Hi,
What would be the best representation of the point type?
So far, I have been using following for query:
(:[] 'point-column 0) (:[] 'point-column 1)
and this for update:
'point-column (:type (concatenate 'string (write-to-string x-coordinate) "," (write-to-string y-coordinate)) point)
It works, but seems a bit of a kludge.
And how about more complex data types that use points like these http://www.postgresql.org/docs/8.4/static/datatype-geometric.html ?
Hi Slobodan,
To make this kind of thing less awkward, your best bet is to define a reader and a writer for the type. You can find the details in the reference guide [1], but in short, you'd:
- Find a Lisp type you want to use for values of this type. In this case, I think (defstruct point x y) is a good candidate. - Figure out the OID of the point type -- I usually do this by adding (print type-id) somewhere in read-field-descriptions, and then querying a row that contains the type I'm interested in.
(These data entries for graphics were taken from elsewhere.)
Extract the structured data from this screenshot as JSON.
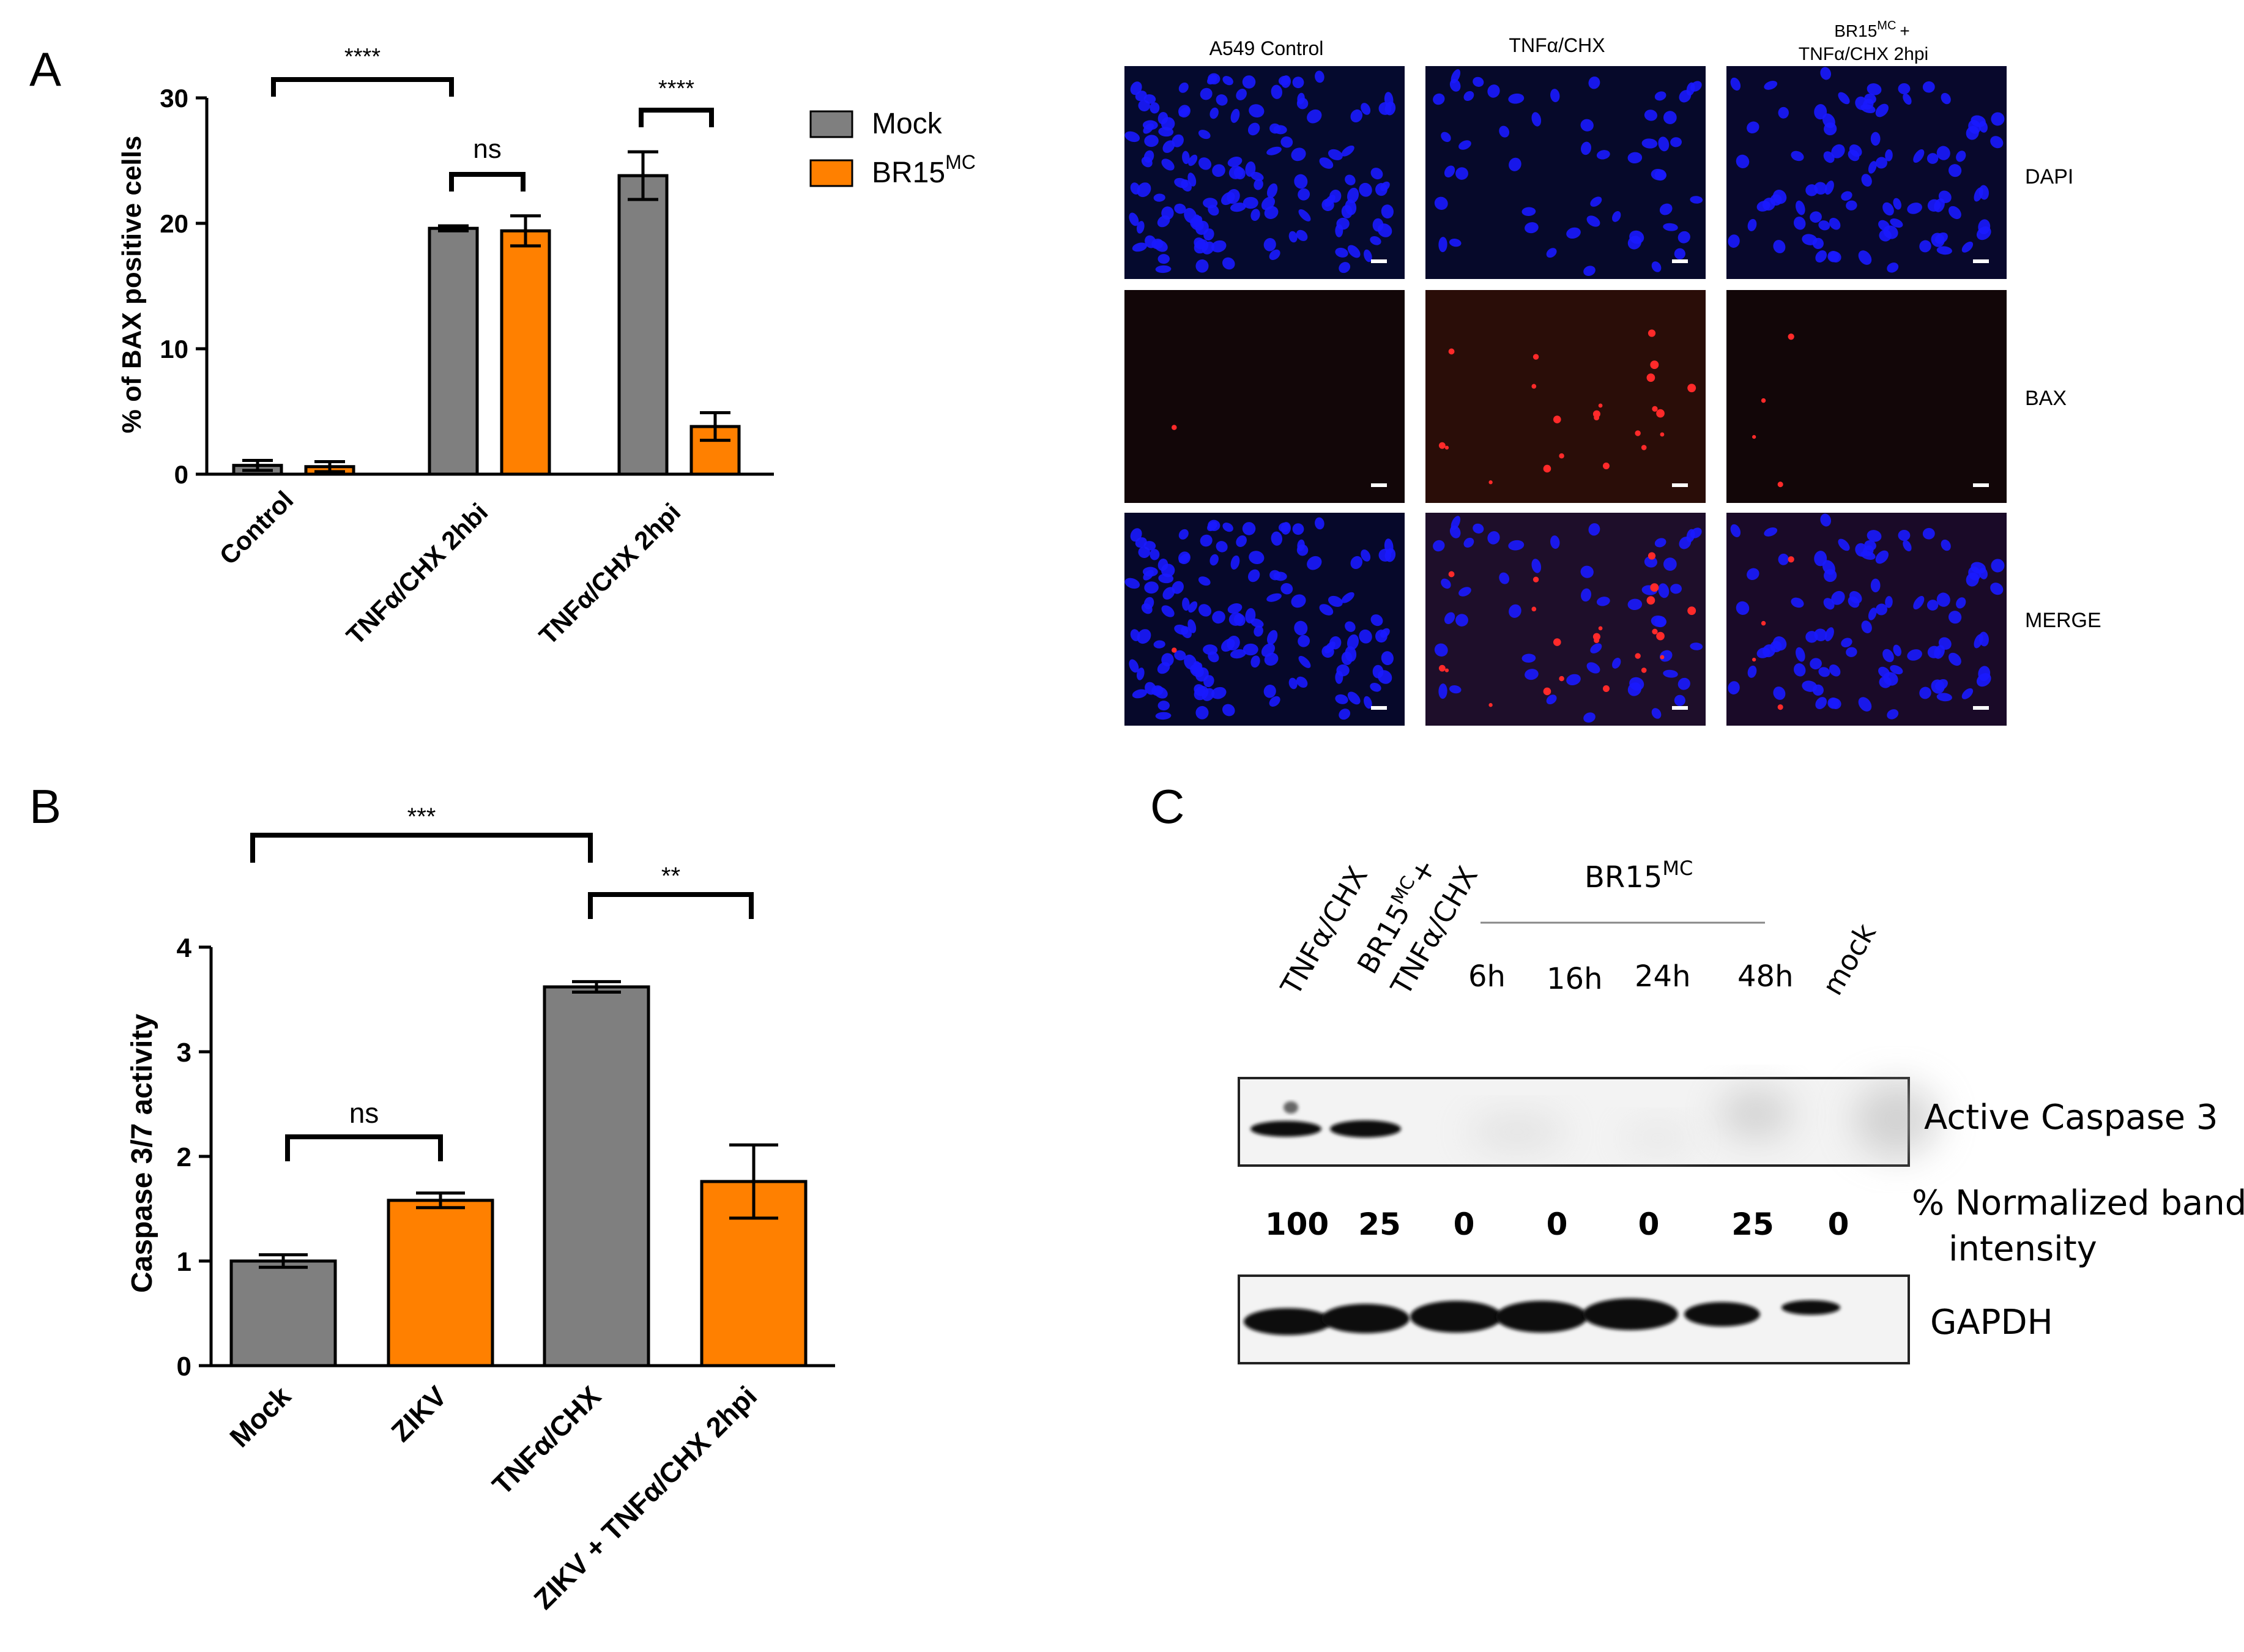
{
  "panels": {
    "a": "A",
    "b": "B",
    "c": "C"
  },
  "colors": {
    "mock": "#7f7f7f",
    "orange": "#ff8000",
    "dapi": "#1a1aff",
    "bax": "#ff2a2a"
  },
  "chart_data": [
    {
      "type": "bar",
      "panel": "A",
      "ylabel": "% of BAX positive cells",
      "ylim": [
        0,
        30
      ],
      "yticks": [
        "0",
        "10",
        "20",
        "30"
      ],
      "categories": [
        "Control",
        "TNFα/CHX 2hbi",
        "TNFα/CHX 2hpi"
      ],
      "series": [
        {
          "name": "Mock",
          "color": "#7f7f7f",
          "values": [
            0.7,
            19.6,
            23.8
          ],
          "errors": [
            0.4,
            0.2,
            1.9
          ]
        },
        {
          "name": "BR15MC",
          "name_main": "BR15",
          "name_sup": "MC",
          "color": "#ff8000",
          "values": [
            0.6,
            19.4,
            3.8
          ],
          "errors": [
            0.4,
            1.2,
            1.1
          ]
        }
      ],
      "significance": [
        {
          "label": "****"
        },
        {
          "label": "ns"
        },
        {
          "label": "****"
        }
      ],
      "legend": "right"
    },
    {
      "type": "bar",
      "panel": "B",
      "ylabel": "Caspase 3/7 activity",
      "ylim": [
        0,
        4
      ],
      "yticks": [
        "0",
        "1",
        "2",
        "3",
        "4"
      ],
      "categories": [
        "Mock",
        "ZIKV",
        "TNFα/CHX",
        "ZIKV + TNFα/CHX 2hpi"
      ],
      "values": [
        1.0,
        1.58,
        3.62,
        1.76
      ],
      "errors": [
        0.06,
        0.07,
        0.05,
        0.35
      ],
      "colors": [
        "#7f7f7f",
        "#ff8000",
        "#7f7f7f",
        "#ff8000"
      ],
      "significance": [
        {
          "label": "***"
        },
        {
          "label": "ns"
        },
        {
          "label": "**"
        }
      ]
    }
  ],
  "micrographs": {
    "columns": [
      "A549 Control",
      "TNFα/CHX",
      "BR15",
      "MC",
      "+",
      "TNFα/CHX 2hpi"
    ],
    "rows": [
      "DAPI",
      "BAX",
      "MERGE"
    ]
  },
  "western": {
    "lanes": [
      "TNFα/CHX",
      "BR15",
      "MC",
      "+",
      "TNFα/CHX",
      "6h",
      "16h",
      "24h",
      "48h",
      "mock"
    ],
    "group_label": "BR15",
    "group_sup": "MC",
    "bands": [
      "Active Caspase 3",
      "GAPDH"
    ],
    "intensity_label_1": "% Normalized band",
    "intensity_label_2": "intensity",
    "intensities": [
      "100",
      "25",
      "0",
      "0",
      "0",
      "25",
      "0"
    ]
  }
}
Maybe there are better ways. - Use cl-postgres:set-sql-reader to associate this OID with a reader function that converts the string (or, if you want to be super-efficient, binary) representation of the type to a lisp value. - Specialize cl-postgres:to-sql-string on the point struct type, and have it output the Postgres-compatible string representation.
Let me know if you run into trouble.